I dissented in the Griscom case for reasons there set down. The objections urged to the conclusions there reached appear to me to be applicable here. In addition to what was there said, I feel constrained to say here that the present decision seems further from the correct solution of the problem presented than the decision in the Griscom case. The present worth on March 1, 1913, of property which was to be received on May 15, 1924, is, of course, less than the value of that property on March 1, 1913. The smaller the basis on March 1, 1913, the larger the gain and, accordingly, the larger the tax when the sale is made (sometime after May 15, 1924). By putting into effect here the doctrine of the present worth of property to be received at a subsequent date, the taxes of the remainderman are increased far beyond what they would have been if the property had been bequeathed directly to her without the intervention of any life estate. Upon what theory of law or logic can one be taxed for having the possession of her legacies delayed and withheld from her for 10 or 12 years? The error in this determination lies in the failure to recognize the fact that what this taxpayer sold in 1925 and 1926 contained something (the fee simple) which she did not have in 1913; or in the effort to circumvent that fact by the application of a rule of law, good in settling estates, but incongruous and grotesque in a matter like that involved here, producing exactly the reverse of what is or should be intended. Congress, it must be assumed, never *677intended such a result, and the logic that would lead to it must be operating in reverse and under some rule of anticlimax.
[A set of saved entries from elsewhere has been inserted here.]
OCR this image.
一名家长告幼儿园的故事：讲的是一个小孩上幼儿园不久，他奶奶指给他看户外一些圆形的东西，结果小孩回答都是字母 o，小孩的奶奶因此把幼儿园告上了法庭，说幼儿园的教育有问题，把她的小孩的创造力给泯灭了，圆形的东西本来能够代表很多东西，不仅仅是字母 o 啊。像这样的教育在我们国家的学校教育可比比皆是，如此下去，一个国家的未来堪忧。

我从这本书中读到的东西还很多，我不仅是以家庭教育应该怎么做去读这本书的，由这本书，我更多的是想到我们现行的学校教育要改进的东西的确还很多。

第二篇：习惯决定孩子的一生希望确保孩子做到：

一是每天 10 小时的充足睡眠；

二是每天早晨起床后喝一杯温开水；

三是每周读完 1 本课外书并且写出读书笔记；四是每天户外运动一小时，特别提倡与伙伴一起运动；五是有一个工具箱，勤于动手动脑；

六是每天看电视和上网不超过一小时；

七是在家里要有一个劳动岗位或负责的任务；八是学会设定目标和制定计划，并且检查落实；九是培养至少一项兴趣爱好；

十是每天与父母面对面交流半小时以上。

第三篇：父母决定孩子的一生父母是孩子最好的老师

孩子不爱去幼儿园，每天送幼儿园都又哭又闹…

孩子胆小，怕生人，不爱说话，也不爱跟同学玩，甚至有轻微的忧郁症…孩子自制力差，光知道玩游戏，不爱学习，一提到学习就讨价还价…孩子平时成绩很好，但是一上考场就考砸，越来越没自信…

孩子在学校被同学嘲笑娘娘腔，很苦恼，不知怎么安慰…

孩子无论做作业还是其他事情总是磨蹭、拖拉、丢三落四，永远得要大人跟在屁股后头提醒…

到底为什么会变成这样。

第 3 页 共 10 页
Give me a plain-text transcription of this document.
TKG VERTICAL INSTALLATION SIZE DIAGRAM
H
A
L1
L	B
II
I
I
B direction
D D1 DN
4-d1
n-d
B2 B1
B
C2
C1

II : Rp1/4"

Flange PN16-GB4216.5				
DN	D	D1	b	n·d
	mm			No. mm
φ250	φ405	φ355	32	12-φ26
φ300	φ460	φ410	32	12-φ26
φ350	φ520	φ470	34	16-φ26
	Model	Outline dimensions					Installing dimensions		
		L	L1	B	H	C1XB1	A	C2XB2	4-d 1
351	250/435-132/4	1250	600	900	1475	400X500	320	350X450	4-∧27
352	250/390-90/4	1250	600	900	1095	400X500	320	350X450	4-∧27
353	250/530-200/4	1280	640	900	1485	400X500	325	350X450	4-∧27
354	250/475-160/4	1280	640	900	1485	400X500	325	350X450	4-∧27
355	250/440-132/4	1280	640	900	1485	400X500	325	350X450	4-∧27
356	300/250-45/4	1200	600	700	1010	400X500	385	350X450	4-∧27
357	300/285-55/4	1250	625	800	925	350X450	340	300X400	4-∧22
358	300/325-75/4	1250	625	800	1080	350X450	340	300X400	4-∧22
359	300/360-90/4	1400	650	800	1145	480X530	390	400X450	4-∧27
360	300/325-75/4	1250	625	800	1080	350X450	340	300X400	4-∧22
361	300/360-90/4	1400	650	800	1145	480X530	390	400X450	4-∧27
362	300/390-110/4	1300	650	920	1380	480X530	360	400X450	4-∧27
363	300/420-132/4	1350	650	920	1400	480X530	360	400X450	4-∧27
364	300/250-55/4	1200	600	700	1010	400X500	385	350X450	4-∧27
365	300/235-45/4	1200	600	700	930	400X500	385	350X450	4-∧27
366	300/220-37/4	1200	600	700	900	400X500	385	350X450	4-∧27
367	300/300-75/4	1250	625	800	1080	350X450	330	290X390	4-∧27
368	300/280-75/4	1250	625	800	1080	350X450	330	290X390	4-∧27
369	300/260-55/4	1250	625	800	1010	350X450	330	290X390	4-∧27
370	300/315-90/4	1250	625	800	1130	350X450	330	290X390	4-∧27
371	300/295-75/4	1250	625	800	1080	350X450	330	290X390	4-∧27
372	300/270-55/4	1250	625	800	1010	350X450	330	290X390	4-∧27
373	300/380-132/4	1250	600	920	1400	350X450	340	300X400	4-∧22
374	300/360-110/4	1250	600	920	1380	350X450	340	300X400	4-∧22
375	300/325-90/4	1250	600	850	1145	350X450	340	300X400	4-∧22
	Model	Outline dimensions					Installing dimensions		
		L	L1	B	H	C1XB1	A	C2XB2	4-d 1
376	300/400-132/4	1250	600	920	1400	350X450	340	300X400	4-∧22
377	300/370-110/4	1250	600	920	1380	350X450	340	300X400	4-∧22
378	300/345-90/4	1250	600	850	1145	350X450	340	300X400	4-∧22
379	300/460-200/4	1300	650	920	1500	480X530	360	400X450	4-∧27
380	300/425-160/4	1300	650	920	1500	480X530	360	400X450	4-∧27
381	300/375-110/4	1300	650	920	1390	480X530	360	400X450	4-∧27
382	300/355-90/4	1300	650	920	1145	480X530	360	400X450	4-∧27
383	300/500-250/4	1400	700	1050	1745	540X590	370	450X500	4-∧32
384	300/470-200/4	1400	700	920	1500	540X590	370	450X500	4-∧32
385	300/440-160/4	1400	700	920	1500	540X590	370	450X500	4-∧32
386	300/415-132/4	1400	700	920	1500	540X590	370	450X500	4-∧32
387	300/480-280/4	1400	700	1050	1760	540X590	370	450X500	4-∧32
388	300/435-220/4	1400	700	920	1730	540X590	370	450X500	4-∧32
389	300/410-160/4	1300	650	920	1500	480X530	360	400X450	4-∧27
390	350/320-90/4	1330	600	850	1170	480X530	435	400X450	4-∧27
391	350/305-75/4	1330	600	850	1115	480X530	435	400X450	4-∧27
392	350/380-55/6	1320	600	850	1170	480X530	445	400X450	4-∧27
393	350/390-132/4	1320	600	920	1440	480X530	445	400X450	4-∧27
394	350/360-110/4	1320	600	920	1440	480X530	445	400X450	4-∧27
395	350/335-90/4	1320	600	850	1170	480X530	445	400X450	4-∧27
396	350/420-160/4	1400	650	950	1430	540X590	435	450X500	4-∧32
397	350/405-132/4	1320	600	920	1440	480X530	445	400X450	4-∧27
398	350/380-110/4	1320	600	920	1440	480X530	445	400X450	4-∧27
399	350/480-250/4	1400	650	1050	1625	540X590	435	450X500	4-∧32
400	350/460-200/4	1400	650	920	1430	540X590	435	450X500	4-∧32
Moreover, the statute fixes the time of acquisition of the property as the time when the fair market value of the property is to be ascertained. The main opinion seems to hold that the acquisition of the property in this case was not made on one date, but on two dates, namely: (1) on (or prior to) March 1, 1913, and (2) on May 15, 1924, when the life tenant died; else why are these two dates used in arriving at the “ present worth ” value of the property bequeathed? One date or the other is the date of acquisition, not both. On (or prior to) March 1, 1913, an inchoate title (which in time would ripen into full title and permit acquisition of the property) was made; and on May 15, 1924, at the death of the life tenant, that inchoate title ripened into full title and then the property was permitted by it for the first time to be acquired by the taxpayer.

But if the acquisition was made on the one or the other date, or, if possible, as the main opinion suggests, on both dates combined, nowhere does the statute authorize the “ fair market value of the property ” to be reduced by the application of the principle of the “ present worth ” value of future acquisition. If the “ present worth ” doctrine applies, then the “ property ” (as distinguished from the inchoate title) had not then been acquired. When the “ property ” has been acquired, then the doctrine can have no application, for it is the “ fair market value of the property ” at the time of its acquisition that the statute makes the basis for determining gain or loss.

Trammell dissents for reasons substantially as set forth above.